As the film opens Jimi is already a guitar prodigy, but he exists in a genre that seems to have no need for him. The easy rock and roll relies on structure and conformity, and his voice is seen as too hoarse and dull to be expressive or to front a band.
Without his guitar in hand Hendrix is shy and uncomfortable, with it he is a different beast altogether, confident and composed, with a demeanour that screams ‘I got this’. The guitar completes him, and any observer with an eye for starpower recognises this.
Linda Richards (Imogen Poots) sees this. She knows the signs well, watching her boyfriend Keith Richards of the Rolling Stones for many years. The film suggests an attraction between Linda and Jimi that goes beyond admiration.

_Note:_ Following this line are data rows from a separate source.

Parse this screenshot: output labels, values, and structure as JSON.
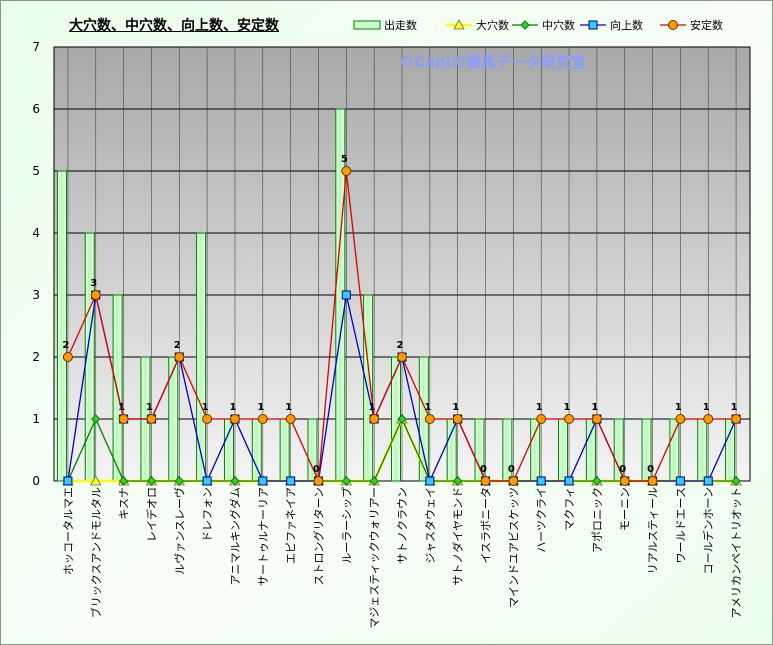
{
  "chart_data": {
    "type": "bar+line",
    "title": "大穴数、中穴数、向上数、安定数",
    "categories": [
      "ホッコータルマエ",
      "ブリックスアンドモルタル",
      "キスナ",
      "レイデオロ",
      "ルヴァンスレーヴ",
      "ドレフォン",
      "アニマルキングダム",
      "サートゥルナーリア",
      "エピファネイア",
      "ストロングリターン",
      "ルーラーシップ",
      "マジェスティックウォリアー",
      "サトノクラウン",
      "ジャスタウェイ",
      "サトノダイヤモンド",
      "イスラボニータ",
      "マインドユアビスケッツ",
      "ハーツクライ",
      "マクフィ",
      "アポロニック",
      "モーニン",
      "リアルスティール",
      "ワールドエース",
      "コールデンホーン",
      "アメリカンペイトリオット"
    ],
    "series": [
      {
        "name": "出走数",
        "kind": "bar",
        "color": "#ccffcc",
        "values": [
          5,
          4,
          3,
          2,
          2,
          4,
          1,
          1,
          1,
          1,
          6,
          3,
          2,
          2,
          1,
          1,
          1,
          1,
          1,
          1,
          1,
          1,
          1,
          1,
          1
        ]
      },
      {
        "name": "大穴数",
        "kind": "line",
        "marker": "triangle",
        "color": "#ffff00",
        "values": [
          0,
          0,
          0,
          0,
          0,
          0,
          0,
          0,
          0,
          0,
          0,
          0,
          1,
          0,
          0,
          0,
          0,
          0,
          0,
          0,
          0,
          0,
          0,
          0,
          0
        ]
      },
      {
        "name": "中穴数",
        "kind": "line",
        "marker": "diamond",
        "color": "#008000",
        "values": [
          0,
          1,
          0,
          0,
          0,
          0,
          0,
          0,
          0,
          0,
          0,
          0,
          1,
          0,
          0,
          0,
          0,
          0,
          0,
          0,
          0,
          0,
          0,
          0,
          0
        ]
      },
      {
        "name": "向上数",
        "kind": "line",
        "marker": "square",
        "color": "#0000cc",
        "values": [
          0,
          3,
          1,
          1,
          2,
          0,
          1,
          0,
          0,
          0,
          3,
          1,
          2,
          0,
          1,
          0,
          0,
          0,
          0,
          1,
          0,
          0,
          0,
          0,
          1
        ]
      },
      {
        "name": "安定数",
        "kind": "line",
        "marker": "circle",
        "color": "#dd0000",
        "values": [
          2,
          3,
          1,
          1,
          2,
          1,
          1,
          1,
          1,
          0,
          5,
          1,
          2,
          1,
          1,
          0,
          0,
          1,
          1,
          1,
          0,
          0,
          1,
          1,
          1
        ]
      }
    ],
    "data_labels": [
      "2",
      "3",
      "1",
      "1",
      "2",
      "1",
      "1",
      "1",
      "1",
      "0",
      "5",
      "1",
      "2",
      "1",
      "1",
      "0",
      "0",
      "1",
      "1",
      "1",
      "0",
      "0",
      "1",
      "1",
      "1"
    ],
    "yticks": [
      "0",
      "1",
      "2",
      "3",
      "4",
      "5",
      "6",
      "7"
    ],
    "ylim": [
      0,
      7
    ],
    "grid": true,
    "legend_position": "top-right"
  },
  "watermark": "©Caniの競馬データ研究室",
  "colors": {
    "plot_bg_top": "#a8a8a8",
    "plot_bg_bottom": "#f4f4f4",
    "grid": "#000000",
    "bar_border": "#008000",
    "marker_orange": "#ff9900"
  }
}
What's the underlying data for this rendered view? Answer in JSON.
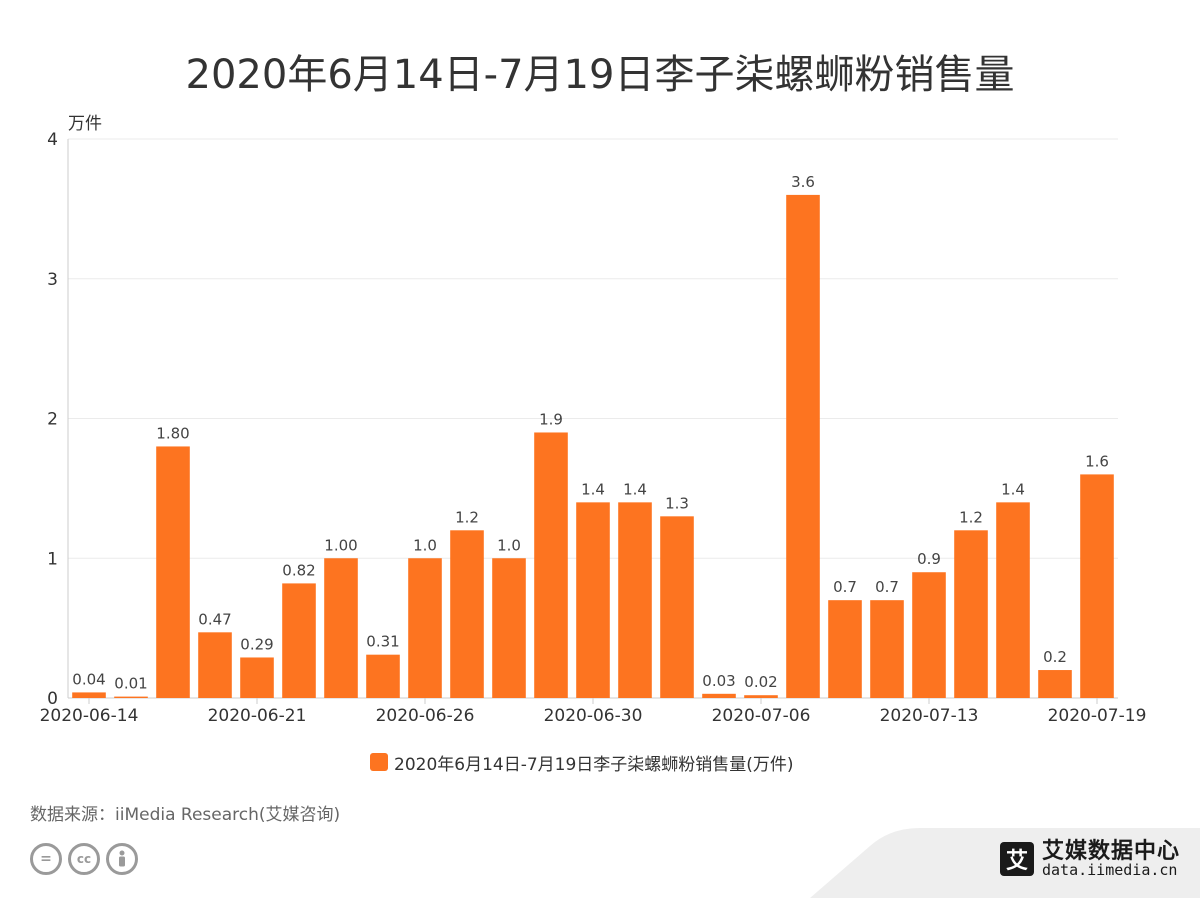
{
  "title": "2020年6月14日-7月19日李子柒螺蛳粉销售量",
  "legend": {
    "label": "2020年6月14日-7月19日李子柒螺蛳粉销售量(万件)",
    "color": "#fd7420"
  },
  "source": "数据来源：iiMedia Research(艾媒咨询)",
  "brand": {
    "name": "艾媒数据中心",
    "url": "data.iimedia.cn",
    "logo_char": "艾"
  },
  "cc_icons": [
    "equals-icon",
    "cc-icon",
    "person-icon"
  ],
  "chart_data": {
    "type": "bar",
    "y_unit_label": "万件",
    "ylim": [
      0,
      4
    ],
    "yticks": [
      0,
      1,
      2,
      3,
      4
    ],
    "bar_color": "#fd7420",
    "grid": true,
    "legend_position": "bottom",
    "x_tick_labels": [
      {
        "index": 0,
        "label": "2020-06-14"
      },
      {
        "index": 4,
        "label": "2020-06-21"
      },
      {
        "index": 8,
        "label": "2020-06-26"
      },
      {
        "index": 12,
        "label": "2020-06-30"
      },
      {
        "index": 16,
        "label": "2020-07-06"
      },
      {
        "index": 20,
        "label": "2020-07-13"
      },
      {
        "index": 24,
        "label": "2020-07-19"
      }
    ],
    "values": [
      0.04,
      0.01,
      1.8,
      0.47,
      0.29,
      0.82,
      1.0,
      0.31,
      1.0,
      1.2,
      1.0,
      1.9,
      1.4,
      1.4,
      1.3,
      0.03,
      0.02,
      3.6,
      0.7,
      0.7,
      0.9,
      1.2,
      1.4,
      0.2,
      1.6
    ],
    "value_labels": [
      "0.04",
      "0.01",
      "1.80",
      "0.47",
      "0.29",
      "0.82",
      "1.00",
      "0.31",
      "1.0",
      "1.2",
      "1.0",
      "1.9",
      "1.4",
      "1.4",
      "1.3",
      "0.03",
      "0.02",
      "3.6",
      "0.7",
      "0.7",
      "0.9",
      "1.2",
      "1.4",
      "0.2",
      "1.6"
    ]
  }
}
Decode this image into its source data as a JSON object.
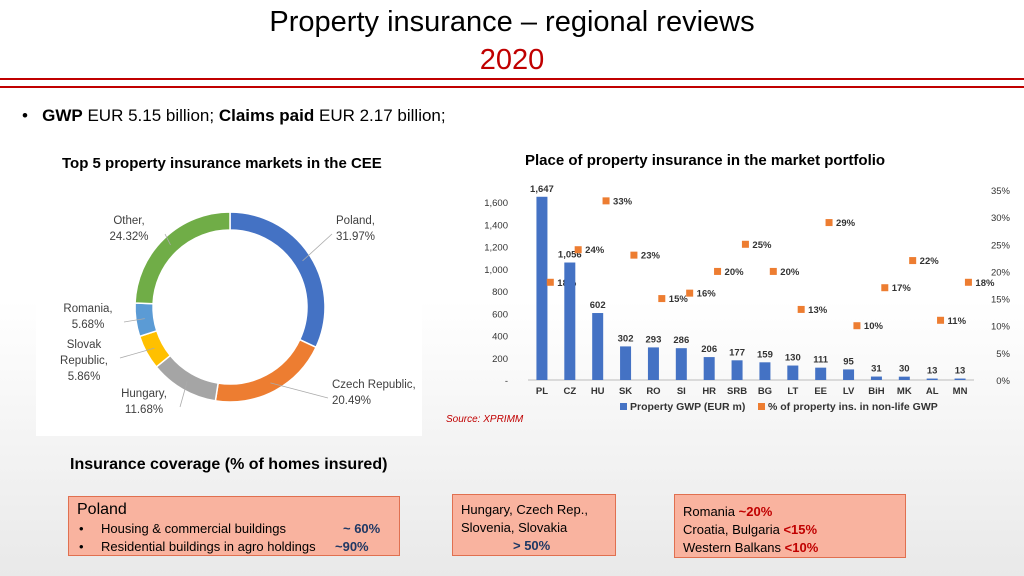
{
  "title_line1": "Property insurance – regional reviews",
  "title_line2": "2020",
  "bullet": {
    "gwp_label": "GWP",
    "gwp_value": "EUR 5.15 billion;",
    "claims_label": "Claims paid",
    "claims_value": "EUR 2.17 billion;"
  },
  "donut_title": "Top 5 property insurance markets in the CEE",
  "bar_title": "Place of property insurance in the market portfolio",
  "source": "Source: XPRIMM",
  "coverage_title": "Insurance coverage (% of homes insured)",
  "boxes": {
    "poland": {
      "title": "Poland",
      "items": [
        {
          "label": "Housing & commercial buildings",
          "value": "~ 60%"
        },
        {
          "label": "Residential buildings in agro holdings",
          "value": "~90%"
        }
      ]
    },
    "hcss": {
      "line1": "Hungary, Czech Rep.,",
      "line2": "Slovenia, Slovakia",
      "value": "> 50%"
    },
    "south": {
      "rows": [
        {
          "label": "Romania",
          "value": "~20%"
        },
        {
          "label": "Croatia, Bulgaria",
          "value": "<15%"
        },
        {
          "label": "Western Balkans",
          "value": "<10%"
        }
      ]
    }
  },
  "chart_data": [
    {
      "type": "pie",
      "subtype": "donut",
      "title": "Top 5 property insurance markets in the CEE",
      "slices": [
        {
          "name": "Poland",
          "value": 31.97,
          "label": "Poland,",
          "pct": "31.97%",
          "color": "#4472c4"
        },
        {
          "name": "Czech Republic",
          "value": 20.49,
          "label": "Czech Republic,",
          "pct": "20.49%",
          "color": "#ed7d31"
        },
        {
          "name": "Hungary",
          "value": 11.68,
          "label": "Hungary,",
          "pct": "11.68%",
          "color": "#a5a5a5"
        },
        {
          "name": "Slovak Republic",
          "value": 5.86,
          "label": "Slovak Republic,",
          "pct": "5.86%",
          "color": "#ffc000"
        },
        {
          "name": "Romania",
          "value": 5.68,
          "label": "Romania,",
          "pct": "5.68%",
          "color": "#5b9bd5"
        },
        {
          "name": "Other",
          "value": 24.32,
          "label": "Other,",
          "pct": "24.32%",
          "color": "#70ad47"
        }
      ]
    },
    {
      "type": "bar",
      "title": "Place of property insurance in the market portfolio",
      "categories": [
        "PL",
        "CZ",
        "HU",
        "SK",
        "RO",
        "SI",
        "HR",
        "SRB",
        "BG",
        "LT",
        "EE",
        "LV",
        "BiH",
        "MK",
        "AL",
        "MN"
      ],
      "series": [
        {
          "name": "Property GWP (EUR m)",
          "type": "bar",
          "axis": "left",
          "color": "#4472c4",
          "values": [
            1647,
            1056,
            602,
            302,
            293,
            286,
            206,
            177,
            159,
            130,
            111,
            95,
            31,
            30,
            13,
            13
          ],
          "labels": [
            "1,647",
            "1,056",
            "602",
            "302",
            "293",
            "286",
            "206",
            "177",
            "159",
            "130",
            "111",
            "95",
            "31",
            "30",
            "13",
            "13"
          ]
        },
        {
          "name": "% of property ins. in non-life GWP",
          "type": "scatter",
          "axis": "right",
          "color": "#ed7d31",
          "values": [
            18,
            24,
            33,
            23,
            15,
            16,
            20,
            25,
            20,
            13,
            29,
            10,
            17,
            22,
            11,
            18
          ],
          "labels": [
            "18%",
            "24%",
            "33%",
            "23%",
            "15%",
            "16%",
            "20%",
            "25%",
            "20%",
            "13%",
            "29%",
            "10%",
            "17%",
            "22%",
            "11%",
            "18%"
          ]
        }
      ],
      "y_left": {
        "ylim": [
          0,
          1600
        ],
        "ticks": [
          "-",
          "200",
          "400",
          "600",
          "800",
          "1,000",
          "1,200",
          "1,400",
          "1,600"
        ]
      },
      "y_right": {
        "ylim": [
          0,
          35
        ],
        "ticks": [
          "0%",
          "5%",
          "10%",
          "15%",
          "20%",
          "25%",
          "30%",
          "35%"
        ]
      },
      "legend": [
        "Property GWP (EUR m)",
        "% of property ins. in non-life GWP"
      ],
      "legend_position": "bottom"
    }
  ]
}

Richards knows that Hendrix deserves more than being relegated to a role as a session player or second banana. She nurtures his confidence and proclaims his genius to anyone who will listen. So she is obviously more than a little perturbed when – just as Jimi seems to be getting the vital break that she lobbied so hard for – that Kathy, (Hayley Atwell) a woman with curves that catch the eye and a willingness to use them – takes Jimi from her side and to her bedroom.
Where Jimi might have needed Linda Richards to discover and encourage his gift, he finds that Kathy is less interested in guiding. She wants to lead. While ‘guitarless’ Jimi is an affable but introspective man happy to go with the flow, in a recording studio or onstage he is singular and determined. The combustible relationship between the pair is the core of the film, and results in love, tension and drama.
Aside from this though Jimi: All is by my Side is a surprisingly flat film without distinct highs or lows. Too often it seems hellbent on showing the famous faces that Jimi encountered during his ascent, with the screen freezing and a subtitle pointing out who this random famous person is. Unfortunately aside from the guys who ultimate joined Jimi to form the Jimi Hendrix Experience, only Eric Clapton interacts with Jimi in a meaningful way, and even that interaction causes him to leave the stage to stand in awe.
Andre Benjamin of Outkast fame embodies Hendrix, even though he is over a decade older than Hendrix was as depicted here. He nails Hendrix’ sleepy drawl, and makes enough of a fist at Hendrix’ left handed guitar mastery that you can be momentarily fooled.
It’s probably a brave decision to make a film that focuses on the years between Jimi Hendrix discovering his genius and the music world coming to the same realisation. In fact the film ends just as Jimi was about to walk on the stage that would announce his name. the decision is certainly a perplexing one, especially once you realise that there will be no original Hendrix recordings across the two hour film where his music obviously plays a central role.
Despite these perplexing issues, Jimi: All is by my Side is a solid film and a mostly compelling portrait of a legend in the making, though undoubtedly more a film for the Hendrix fan than the casual observer.
Final Rating – 7 / 10. A character study that is prevented from using Jimi’s greatest gift – his music – to sway your opinion.